No podemos olvidarnos tampoco de la sobreexplotación de los recursos naturales y la degradación ambiental que puede conllevar el ejercicio de una libertad económica absoluta. Por ello a menudo se necesitan regulaciones para proteger el medio ambiente y garantizar la sostenibilidad a largo plazo de los recursos.
No obstante, estos necesarios ajustes desde el sector público deben ser limitados y proporcionados a los desequilibrios que pretenden corregir, de lo contrario los acaba exacerbando.

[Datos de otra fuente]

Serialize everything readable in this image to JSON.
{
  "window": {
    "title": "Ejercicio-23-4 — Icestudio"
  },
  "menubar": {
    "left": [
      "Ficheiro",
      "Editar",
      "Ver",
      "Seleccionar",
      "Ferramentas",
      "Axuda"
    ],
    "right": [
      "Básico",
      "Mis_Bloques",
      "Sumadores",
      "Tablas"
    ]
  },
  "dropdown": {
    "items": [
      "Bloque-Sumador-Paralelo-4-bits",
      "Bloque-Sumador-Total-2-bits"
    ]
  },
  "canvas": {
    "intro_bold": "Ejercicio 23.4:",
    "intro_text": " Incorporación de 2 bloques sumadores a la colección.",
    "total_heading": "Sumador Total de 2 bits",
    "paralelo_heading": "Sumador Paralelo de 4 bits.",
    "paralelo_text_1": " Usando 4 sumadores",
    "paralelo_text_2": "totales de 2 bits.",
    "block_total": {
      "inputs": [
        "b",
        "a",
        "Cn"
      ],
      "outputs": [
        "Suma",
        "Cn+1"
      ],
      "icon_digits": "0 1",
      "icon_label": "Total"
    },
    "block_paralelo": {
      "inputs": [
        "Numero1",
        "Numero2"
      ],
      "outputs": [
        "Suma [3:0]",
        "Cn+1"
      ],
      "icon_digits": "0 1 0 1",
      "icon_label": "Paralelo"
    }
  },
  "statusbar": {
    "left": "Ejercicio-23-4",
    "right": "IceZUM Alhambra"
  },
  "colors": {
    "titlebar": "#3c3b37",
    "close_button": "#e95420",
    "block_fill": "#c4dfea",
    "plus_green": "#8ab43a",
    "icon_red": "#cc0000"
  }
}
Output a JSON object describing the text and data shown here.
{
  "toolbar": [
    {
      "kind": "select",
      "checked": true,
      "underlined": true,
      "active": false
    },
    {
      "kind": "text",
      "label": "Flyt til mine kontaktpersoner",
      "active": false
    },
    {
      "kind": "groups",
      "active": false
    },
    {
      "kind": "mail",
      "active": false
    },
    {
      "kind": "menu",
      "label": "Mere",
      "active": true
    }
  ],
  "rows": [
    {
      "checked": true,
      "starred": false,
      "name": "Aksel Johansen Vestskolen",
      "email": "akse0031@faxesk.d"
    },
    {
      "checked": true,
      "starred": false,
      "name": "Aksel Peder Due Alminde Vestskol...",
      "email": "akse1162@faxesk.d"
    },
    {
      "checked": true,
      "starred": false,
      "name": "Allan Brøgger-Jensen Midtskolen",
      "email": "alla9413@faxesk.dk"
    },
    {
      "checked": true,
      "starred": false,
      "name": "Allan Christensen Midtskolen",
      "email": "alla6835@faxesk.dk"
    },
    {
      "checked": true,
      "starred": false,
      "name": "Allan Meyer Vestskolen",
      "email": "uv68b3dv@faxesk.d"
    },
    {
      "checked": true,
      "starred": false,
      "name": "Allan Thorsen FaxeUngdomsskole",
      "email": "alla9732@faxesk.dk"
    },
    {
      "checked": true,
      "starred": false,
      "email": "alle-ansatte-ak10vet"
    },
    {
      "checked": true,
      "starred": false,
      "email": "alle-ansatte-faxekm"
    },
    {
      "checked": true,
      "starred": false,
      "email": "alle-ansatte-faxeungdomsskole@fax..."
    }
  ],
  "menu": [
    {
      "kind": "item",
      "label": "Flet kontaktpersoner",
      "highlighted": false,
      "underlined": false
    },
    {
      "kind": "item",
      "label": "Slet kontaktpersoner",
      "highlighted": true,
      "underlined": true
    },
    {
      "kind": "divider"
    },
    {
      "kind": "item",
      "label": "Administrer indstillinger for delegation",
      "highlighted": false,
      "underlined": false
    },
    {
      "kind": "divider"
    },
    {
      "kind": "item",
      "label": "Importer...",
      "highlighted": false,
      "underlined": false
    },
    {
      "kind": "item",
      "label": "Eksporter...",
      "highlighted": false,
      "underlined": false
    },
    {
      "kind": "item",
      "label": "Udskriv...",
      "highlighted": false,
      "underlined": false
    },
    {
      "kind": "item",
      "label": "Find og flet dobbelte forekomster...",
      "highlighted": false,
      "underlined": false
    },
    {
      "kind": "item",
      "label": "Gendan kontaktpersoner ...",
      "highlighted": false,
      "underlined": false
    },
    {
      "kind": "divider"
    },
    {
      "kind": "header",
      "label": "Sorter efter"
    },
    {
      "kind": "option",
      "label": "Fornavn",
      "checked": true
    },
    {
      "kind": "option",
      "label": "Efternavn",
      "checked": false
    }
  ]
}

Un exceso de control e intervencionismo del Estado conduce a la parálisis de la iniciativa económica, al clientelismo, la saturación normativa, la arbitrariedad y el autoritarismo: distorsiona los precios y la asignación los recursos; reduce la equidad social y la competitividad de las empresas; genera incentivos perversos que socavan la calidad institucional y, de nuevo, la confianza en el sistema democrático; restringe las libertades individuales y colectivas, limitando el desarrollo humano y la innovación; crea dependencia y paternalismo, que desincentivan el esfuerzo personal, la responsabilidad social y la solidaridad.
Todo ello, a su vez, provoca la pérdida de legitimidad y credibilidad del Estado, lo que dificulta su capacidad para resolver los problemas públicos y para responder a las demandas y expectativas de los ciudadanos, generando una falsa necesidad de mayor intervención. En momentos de crisis, esa intervención excesiva acaba agravando la situación. Y vuelta empezar con la cantinela de siempre: “la culpa es del mercado”.
En el equilibrio se halla la virtud
La libertad económica, piedra angular del liberalismo, ha contribuido sin lugar a duda al progreso y la prosperidad de las sociedades de todo el mundo. Sin embargo, dicha libertad está sujeta a unos límites que debemos conocer y vigilar, límites que surgen de la necesidad de abordar con eficacia fenómenos como la desigualdad excesiva, los fallos del mercado, las preocupaciones ambientales, las redes de seguridad social y la falta de una competencia real. Lograr un equilibrio entre la libertad económica y la prevención y mitigación de estas limitaciones es la clave para crear una sociedad justa y equitativa.
La democracia liberal, cuando se practica con plena conciencia de estas limitaciones, fomenta el crecimiento económico, la autonomía individual y el progreso social a largo plazo. No hay otro régimen más efectivo para ello. El desafío radica en encontrar la combinación adecuada de libertad, calidad institucional e intervención pública que permita a las sociedades cosechar los beneficios del liberalismo y al mismo tiempo mitigar sus posibles desajustes sin necesidad de interferir necesariamente en todas las facetas de la vida del individuo. Un reto apasionante por el que merece la pena trabajar y luchar. En estos tiempos, parece hasta revolucionario.